An anonymous reader writes "With today's release of three movies on Blu-ray, Warner Home Video has become the first studio to release movie titles on both high-def formats, making it finally possible to do an apples-to-apples comparison of the same titles on both formats . High-Def Digest has just posted reviews of all three titles — 'Training Day,' 'Kiss Kiss Bang Bang' and 'Rumor Has It' — comparing video, audio and extras to the previous HD DVD releases. Their verdict? Due to issues with image cropping, audio selection and supplemental features on the Blu-ray discs, the HD DVD versions win this first face-off."

5 of 423 comments (clear)

  1. Apples to Apples? Not. by fragmentate · · Score: 5, Insightful
    They're using two different players. Doesn't that invalidate this test? At the end of the "Kiss Kiss Bang Bang" review, he even states the cropping issue with blu-ray is "likely a player issue"...

    Earlier adopters are the only ones that will see these shortcomings in either format.

    Once it matures, who's going to know the difference. After reading all three of these fluffy articles, I still have no idea which format is "better" because there was no control.

    I choose Betamax.

  2. Re:Who the hell is buying this crap? by PeelBoy · · Score: 5, Insightful

    Especially since I mostly watch HD for Sports, not movies. DVD quality movies still look quite nice on my TV... Good enough that I don't have any reason to blow $1,000 on a new format that has almost no movies. It's just not a big enough jump over DVD for me to care. I've got better things to spend that kind of money on.

  3. Re:Who the hell is buying this crap? by gasmonso · · Score: 5, Insightful

    This is different because these are two competing technologies. Not buying CDs because something better will come out is just ignorant because there is no alternative. CDs were clearly the go ahead platform, whereas blu-ray and hddvd is undecided. One will eventually go away leaving the other the winner... thus the VHS/Betamax analogy.

    http://religiousfreaks.com/
  4. Re:Who the hell is buying this crap? by andrewman327 · · Score: 5, Insightful

    The real question is this: are you happy with what you have? DVDs suit me better than VHS because they do not degrade and I can skip through them instead of having to fast and rewind. What do these new technologies bring to the table? Better image quality. Honestly I am perfectly happy with DVD quality, therefore I will be saving my money for something better.

    --
    Information wants a fueled airplane waiting at the hangar and no one gets hurt.
  5. Re:so glad to be an early adopter by ptbarnett · · Score: 5, Insightful
    It's almost like they're TRYING to keep people from buying these new players.

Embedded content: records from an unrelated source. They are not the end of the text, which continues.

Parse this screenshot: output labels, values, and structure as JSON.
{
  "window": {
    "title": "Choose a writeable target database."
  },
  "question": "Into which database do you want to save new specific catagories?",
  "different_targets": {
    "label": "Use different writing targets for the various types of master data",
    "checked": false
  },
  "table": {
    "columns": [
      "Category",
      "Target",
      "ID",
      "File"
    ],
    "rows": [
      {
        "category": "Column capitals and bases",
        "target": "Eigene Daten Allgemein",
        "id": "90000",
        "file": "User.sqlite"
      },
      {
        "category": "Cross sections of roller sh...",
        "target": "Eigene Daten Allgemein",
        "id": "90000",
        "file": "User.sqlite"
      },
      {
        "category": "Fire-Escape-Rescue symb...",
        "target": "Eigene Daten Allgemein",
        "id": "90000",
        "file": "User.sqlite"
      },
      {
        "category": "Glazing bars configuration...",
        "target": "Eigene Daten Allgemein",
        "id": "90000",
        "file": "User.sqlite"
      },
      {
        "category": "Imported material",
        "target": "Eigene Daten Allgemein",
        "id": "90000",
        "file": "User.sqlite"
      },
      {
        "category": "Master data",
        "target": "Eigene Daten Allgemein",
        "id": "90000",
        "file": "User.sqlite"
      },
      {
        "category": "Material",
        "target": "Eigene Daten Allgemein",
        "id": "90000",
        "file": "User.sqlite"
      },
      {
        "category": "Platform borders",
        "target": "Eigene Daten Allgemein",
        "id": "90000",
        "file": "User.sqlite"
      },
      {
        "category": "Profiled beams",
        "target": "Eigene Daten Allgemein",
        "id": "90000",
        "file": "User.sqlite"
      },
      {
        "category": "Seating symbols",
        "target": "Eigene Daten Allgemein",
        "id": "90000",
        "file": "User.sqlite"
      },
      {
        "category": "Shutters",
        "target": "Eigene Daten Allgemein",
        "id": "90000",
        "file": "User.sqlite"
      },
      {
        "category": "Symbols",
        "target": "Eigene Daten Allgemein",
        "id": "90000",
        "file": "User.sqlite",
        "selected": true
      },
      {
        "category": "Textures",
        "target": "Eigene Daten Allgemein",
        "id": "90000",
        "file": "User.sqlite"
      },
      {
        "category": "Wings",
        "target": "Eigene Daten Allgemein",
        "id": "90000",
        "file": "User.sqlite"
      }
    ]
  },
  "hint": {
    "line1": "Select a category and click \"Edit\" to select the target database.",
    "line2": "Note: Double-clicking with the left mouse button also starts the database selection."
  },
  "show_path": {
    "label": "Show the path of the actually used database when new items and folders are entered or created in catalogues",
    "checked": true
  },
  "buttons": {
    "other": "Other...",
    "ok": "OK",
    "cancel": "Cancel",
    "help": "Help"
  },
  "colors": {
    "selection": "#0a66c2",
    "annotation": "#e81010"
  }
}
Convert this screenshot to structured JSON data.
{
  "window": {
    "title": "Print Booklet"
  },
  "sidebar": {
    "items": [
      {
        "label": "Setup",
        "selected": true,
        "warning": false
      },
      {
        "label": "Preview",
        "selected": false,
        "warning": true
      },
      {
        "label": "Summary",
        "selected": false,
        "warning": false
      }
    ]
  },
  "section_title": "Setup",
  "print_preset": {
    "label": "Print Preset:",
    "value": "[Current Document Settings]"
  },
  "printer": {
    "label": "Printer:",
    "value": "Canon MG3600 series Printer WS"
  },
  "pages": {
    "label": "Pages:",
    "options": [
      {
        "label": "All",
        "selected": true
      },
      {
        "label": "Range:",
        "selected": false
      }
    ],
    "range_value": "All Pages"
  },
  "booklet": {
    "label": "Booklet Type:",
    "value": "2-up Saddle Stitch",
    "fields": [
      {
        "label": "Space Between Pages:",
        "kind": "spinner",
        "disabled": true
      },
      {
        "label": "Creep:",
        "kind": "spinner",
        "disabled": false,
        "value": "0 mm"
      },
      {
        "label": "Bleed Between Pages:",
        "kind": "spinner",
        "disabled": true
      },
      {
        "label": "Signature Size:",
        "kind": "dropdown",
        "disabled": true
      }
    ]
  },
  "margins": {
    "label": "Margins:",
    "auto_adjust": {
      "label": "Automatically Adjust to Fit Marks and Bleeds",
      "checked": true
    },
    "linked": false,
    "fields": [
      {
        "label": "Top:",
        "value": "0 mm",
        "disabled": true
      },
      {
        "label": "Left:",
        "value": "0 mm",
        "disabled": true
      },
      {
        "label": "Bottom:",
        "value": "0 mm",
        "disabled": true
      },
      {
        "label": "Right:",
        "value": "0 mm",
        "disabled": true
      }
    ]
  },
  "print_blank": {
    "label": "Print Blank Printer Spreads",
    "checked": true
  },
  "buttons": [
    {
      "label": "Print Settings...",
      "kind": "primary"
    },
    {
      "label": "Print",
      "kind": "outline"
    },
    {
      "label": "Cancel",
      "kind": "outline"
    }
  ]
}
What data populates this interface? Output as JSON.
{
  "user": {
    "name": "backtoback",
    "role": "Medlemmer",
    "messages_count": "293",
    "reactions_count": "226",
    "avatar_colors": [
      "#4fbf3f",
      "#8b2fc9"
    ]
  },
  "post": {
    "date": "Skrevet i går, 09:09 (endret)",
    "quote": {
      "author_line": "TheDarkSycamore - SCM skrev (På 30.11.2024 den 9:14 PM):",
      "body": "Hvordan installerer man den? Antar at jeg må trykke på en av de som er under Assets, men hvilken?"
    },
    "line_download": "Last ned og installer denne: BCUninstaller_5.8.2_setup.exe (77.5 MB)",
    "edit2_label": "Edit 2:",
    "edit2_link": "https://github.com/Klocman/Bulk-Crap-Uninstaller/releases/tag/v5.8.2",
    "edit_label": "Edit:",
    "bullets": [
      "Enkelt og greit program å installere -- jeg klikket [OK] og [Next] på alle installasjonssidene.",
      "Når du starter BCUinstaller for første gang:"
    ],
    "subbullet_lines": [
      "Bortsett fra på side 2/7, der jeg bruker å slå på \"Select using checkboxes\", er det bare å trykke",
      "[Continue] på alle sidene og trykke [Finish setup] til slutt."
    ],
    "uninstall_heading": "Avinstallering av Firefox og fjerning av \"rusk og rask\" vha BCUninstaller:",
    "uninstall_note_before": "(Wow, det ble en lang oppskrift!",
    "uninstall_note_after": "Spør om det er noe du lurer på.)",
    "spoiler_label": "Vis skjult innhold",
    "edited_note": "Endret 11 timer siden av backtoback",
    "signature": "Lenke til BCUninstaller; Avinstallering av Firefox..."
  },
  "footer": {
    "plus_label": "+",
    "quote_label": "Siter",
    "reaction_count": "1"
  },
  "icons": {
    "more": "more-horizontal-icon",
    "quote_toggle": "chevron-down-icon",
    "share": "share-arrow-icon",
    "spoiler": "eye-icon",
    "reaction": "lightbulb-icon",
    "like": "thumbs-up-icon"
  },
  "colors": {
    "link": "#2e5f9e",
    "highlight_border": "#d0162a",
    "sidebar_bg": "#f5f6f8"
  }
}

    Almost all of the movie studios are releasing the first high-def DVD's without turning on the flag that will require the encrypted HDCP connection to view the high-definition picture. So, those of us that bought large-screen TV's a few years ago (before the HDCP interface was available) will be able to view the movies without being down-rez'ed to standard definition.

    My guess is they are avoiding release of popular movies without this flag. But, they risk antagonizing people without an HDCP-enabled display if they release movies with the flag. So, how long do you suppose they will wait?